Perairan Bali Diprediksi Dilanda Gelombang Tinggi 9–12 Januari

Silvana Febiari • 8 January 2026 20:27

Denpasar: Balai Besar Meteorologi, Klimatologi, dan Geofisika (BBMKG) Wilayah III Denpasar menerbitkan peringatan dini terkait potensi gelombang tinggi di perairan Bali. Tinggi gelombang diperkirakan mencapai hingga 4 meter pada 9–12 Januari 2026.

"Pola angin di perairan selatan Bali bergerak dari barat daya-barat laut dengan kecepatan hingga 30 knot," kata Kepala BBMKG Wilayah III Cahyo Nugroho, dikutip dari Antara, Kamis, 8 Januari 2026.

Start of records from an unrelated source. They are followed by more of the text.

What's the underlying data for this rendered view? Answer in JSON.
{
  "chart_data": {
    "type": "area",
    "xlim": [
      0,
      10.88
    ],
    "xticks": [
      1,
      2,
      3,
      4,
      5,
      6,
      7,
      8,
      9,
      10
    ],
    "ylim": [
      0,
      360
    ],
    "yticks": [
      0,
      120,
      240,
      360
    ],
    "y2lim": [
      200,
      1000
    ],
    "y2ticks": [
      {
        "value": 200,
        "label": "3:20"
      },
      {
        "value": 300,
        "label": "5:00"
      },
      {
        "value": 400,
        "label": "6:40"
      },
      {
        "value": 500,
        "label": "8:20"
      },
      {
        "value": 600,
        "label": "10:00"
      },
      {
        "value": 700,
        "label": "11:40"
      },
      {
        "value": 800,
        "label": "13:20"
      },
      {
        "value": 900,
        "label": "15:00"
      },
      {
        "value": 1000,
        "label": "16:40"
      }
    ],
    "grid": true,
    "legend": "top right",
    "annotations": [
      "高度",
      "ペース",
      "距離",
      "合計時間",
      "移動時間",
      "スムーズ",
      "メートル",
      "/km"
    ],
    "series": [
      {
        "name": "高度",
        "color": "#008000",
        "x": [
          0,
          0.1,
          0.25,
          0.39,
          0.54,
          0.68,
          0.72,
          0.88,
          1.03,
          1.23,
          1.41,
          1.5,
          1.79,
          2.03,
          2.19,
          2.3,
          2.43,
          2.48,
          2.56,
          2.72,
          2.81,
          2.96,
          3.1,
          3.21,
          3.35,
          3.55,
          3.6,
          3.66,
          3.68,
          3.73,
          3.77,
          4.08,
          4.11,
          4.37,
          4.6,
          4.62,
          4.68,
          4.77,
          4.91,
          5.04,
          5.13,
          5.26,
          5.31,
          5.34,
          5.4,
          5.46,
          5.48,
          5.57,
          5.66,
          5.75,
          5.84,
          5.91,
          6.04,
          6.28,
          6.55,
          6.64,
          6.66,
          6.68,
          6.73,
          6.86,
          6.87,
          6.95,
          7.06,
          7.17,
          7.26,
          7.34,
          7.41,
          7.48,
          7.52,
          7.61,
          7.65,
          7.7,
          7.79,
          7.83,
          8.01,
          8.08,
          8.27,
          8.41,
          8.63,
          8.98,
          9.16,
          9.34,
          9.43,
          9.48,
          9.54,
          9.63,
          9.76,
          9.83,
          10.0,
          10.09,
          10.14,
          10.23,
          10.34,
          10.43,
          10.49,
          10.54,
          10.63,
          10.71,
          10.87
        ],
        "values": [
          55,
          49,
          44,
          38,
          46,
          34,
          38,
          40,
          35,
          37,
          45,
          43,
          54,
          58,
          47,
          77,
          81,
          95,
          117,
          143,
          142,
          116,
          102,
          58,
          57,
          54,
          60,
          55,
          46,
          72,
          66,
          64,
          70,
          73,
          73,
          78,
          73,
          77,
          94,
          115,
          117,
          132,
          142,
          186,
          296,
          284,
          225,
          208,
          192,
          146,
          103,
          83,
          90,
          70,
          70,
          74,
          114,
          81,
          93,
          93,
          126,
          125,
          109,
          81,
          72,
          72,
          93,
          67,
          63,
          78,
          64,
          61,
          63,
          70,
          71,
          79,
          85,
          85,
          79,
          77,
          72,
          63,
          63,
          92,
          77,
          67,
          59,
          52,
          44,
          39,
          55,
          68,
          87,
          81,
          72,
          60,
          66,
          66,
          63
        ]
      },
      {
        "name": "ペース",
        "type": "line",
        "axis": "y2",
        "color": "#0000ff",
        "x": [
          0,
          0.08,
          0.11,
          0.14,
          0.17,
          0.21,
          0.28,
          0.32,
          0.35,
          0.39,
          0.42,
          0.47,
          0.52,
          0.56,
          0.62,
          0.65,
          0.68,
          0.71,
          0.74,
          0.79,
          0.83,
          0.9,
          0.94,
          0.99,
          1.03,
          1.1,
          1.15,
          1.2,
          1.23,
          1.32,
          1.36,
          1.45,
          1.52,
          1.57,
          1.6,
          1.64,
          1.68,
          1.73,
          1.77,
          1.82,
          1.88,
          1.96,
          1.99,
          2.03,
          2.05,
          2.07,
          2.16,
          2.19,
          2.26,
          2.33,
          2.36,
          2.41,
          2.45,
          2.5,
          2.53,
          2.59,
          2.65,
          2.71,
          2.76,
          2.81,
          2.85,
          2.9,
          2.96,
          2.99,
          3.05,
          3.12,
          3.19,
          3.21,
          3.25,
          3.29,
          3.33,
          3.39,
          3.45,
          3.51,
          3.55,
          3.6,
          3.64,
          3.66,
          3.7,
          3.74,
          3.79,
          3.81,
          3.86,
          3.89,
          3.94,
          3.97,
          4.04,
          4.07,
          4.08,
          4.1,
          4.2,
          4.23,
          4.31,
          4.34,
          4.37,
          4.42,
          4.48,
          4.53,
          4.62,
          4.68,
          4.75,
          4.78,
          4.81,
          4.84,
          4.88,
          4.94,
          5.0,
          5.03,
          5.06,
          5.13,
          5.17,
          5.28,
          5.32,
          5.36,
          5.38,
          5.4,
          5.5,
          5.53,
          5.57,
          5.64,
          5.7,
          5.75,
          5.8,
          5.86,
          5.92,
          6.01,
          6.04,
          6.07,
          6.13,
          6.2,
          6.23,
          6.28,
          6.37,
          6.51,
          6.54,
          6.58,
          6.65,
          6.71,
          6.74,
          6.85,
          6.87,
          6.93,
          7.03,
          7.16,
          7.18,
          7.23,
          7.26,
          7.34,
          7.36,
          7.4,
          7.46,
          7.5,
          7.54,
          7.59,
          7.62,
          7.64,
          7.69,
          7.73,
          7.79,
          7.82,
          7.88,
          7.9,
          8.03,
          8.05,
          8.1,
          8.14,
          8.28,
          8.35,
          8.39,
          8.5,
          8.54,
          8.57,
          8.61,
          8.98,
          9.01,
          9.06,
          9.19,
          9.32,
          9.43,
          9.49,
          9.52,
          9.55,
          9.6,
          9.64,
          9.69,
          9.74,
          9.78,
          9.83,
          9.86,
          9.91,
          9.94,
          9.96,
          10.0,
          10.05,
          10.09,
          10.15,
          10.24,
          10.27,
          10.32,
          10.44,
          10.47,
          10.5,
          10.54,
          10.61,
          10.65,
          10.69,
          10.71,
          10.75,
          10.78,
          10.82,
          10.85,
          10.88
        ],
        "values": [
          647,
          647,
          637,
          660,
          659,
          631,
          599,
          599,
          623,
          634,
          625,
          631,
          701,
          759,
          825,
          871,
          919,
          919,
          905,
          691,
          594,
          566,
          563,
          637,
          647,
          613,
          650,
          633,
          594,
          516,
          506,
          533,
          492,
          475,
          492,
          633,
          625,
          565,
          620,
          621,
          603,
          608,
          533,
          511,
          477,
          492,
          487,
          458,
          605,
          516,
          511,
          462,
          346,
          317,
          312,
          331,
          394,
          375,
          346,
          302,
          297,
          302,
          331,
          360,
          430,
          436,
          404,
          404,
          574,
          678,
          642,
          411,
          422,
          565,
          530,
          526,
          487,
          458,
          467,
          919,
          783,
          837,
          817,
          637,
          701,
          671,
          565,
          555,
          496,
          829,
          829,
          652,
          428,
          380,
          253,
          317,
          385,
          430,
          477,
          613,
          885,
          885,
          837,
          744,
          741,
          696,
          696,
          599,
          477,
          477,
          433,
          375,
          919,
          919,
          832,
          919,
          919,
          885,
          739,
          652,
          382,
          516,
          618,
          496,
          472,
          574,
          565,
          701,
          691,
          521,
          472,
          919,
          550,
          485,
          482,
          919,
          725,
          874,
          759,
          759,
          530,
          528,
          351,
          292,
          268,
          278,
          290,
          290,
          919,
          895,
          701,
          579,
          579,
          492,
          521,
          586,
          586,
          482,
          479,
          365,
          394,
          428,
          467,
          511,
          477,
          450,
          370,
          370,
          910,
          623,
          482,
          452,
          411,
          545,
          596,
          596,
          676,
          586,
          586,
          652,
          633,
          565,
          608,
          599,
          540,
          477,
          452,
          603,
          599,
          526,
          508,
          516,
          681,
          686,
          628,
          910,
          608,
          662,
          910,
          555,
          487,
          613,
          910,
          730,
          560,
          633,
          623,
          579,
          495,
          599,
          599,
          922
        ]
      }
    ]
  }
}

Adapun perairan yang gelombang tinggi diperkirakan hingga empat meter itu yakni Selat Bali bagian selatan, perairan selatan Bali dan Selat Lombok bagian selatan. Berdasarkan analisis kondisi sinoptik, pola angin di perairan utara Bali juga tergolong kencang yakni diperkirakan hingga 30 knot atau sekitar 55 kilometer per jam yang bergerak dari barat daya-barat laut.
 


Kemudian perairan utara Bali, Selat Badung dan Selat Lombok bagian utara diperkirakan memiliki ketinggian gelombang laut hingga 2,5 meter. Sebagai gambaran, Selat Bali adalah jalur penyeberangan Bali-Jawa dan Selat Lombok adalah penyeberangan Bali-Lombok.

Selat Badung merupakan jalur yang dilalui nelayan, wisatawan, dan jalur penyeberangan dari Bali daratan. Salah satunya menghubungkan Kota Denpasar dengan destinasi wisata Pulau Nusa Penida di Kabupaten Klungkung.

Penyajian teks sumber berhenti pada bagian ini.